Regardless, the embankment obelisk had just been a
tapered pillar of stone with a pyramid on top which the British Empire had
taken from Egypt. Whilst it might
possibly have made a good battering ram if turned onto its side, it was
certainly no weapon. It was also,
relative to the size of a city like shadow, very, very small.
“You said you knew where they were?” he asked.
“We know where five of them are,” the Former Baron
corrected. “There are supposed to be
six, however.”
“How do you plan to find the sixth. It’d be like looking for Cleopatra’s Needle
in a haystack!” he giggled at the pun, but the others just gave him a strange
look.
“Who ith thith Cleopatwa?” Blood Dragon asked,
looking as bewildered as ever a Vampire could, “and why are we interethted in
her thewing kit?”
“It’s… uh… nevermind,” Ellis replied with a shrug.
“Well, to answer your question,” the Former Baron
continued, “I propose we visit the other five first and see what we can learn,
then perhaps we will have some clue as to where the sixth is.”
“There’s one not that far away, actually,” Miss
Barkcastle suggested, “probably just a few days away by carriage.”
“Unfortunately we’ll be hunted down like animals the
moment we step foot outside the doors of this crypt,” said the Former Baron
dejectedly. “I’ve never felt so much
like a rat in a cage in all my life, not even that time when, just for fun you
understand, my third cousin Erzebet and I, well-”
“I’m not sure I want to know where this is going,”
Ellis interrupted.
“Oh it was all perfectly innocent, although some of
the things that cheese got used for afterwards were less so.”
“I’m sure the anecdote is well worth hearing,
Franck, my dear,” Miss Barkcastle said gently, “but it’s not solving the
problem you pointed out. How do we get
to the first obelisk?”
“Where ith it, again?” Blood Dragon asked.

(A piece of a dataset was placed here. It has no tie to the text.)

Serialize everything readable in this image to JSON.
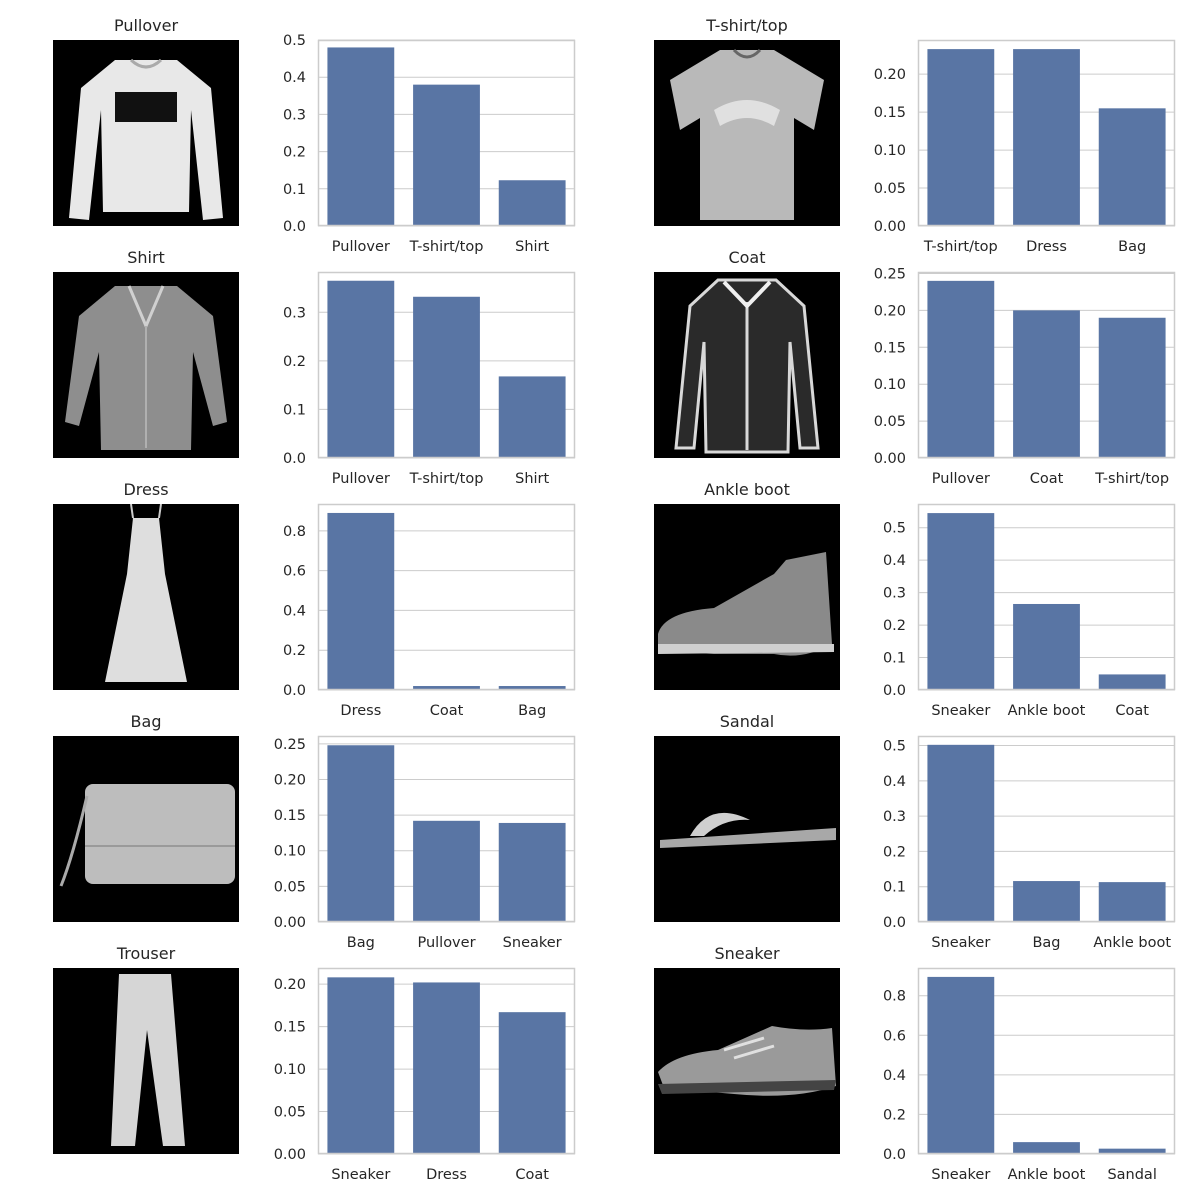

“It’s on an island in lake Nightglass, apparently.”
“Then I think I have jutht the tholution you need,”
the Vampire replied, rising to his feet.
“If you’d like to follow me, thewe’th a part of Vawokh Vehr I haven’t
intwoduthed you to yet.”
Apologies for the delay this week. I'm only just back from a trip away to Hungary and whilst I had hoped to get time to finis the episode during the week and get it uploaded in a moment of wi-fi connectivity, it was actually only finished this afternoon in Frankfurt airport. Still, here it is. Hope you enjoy it!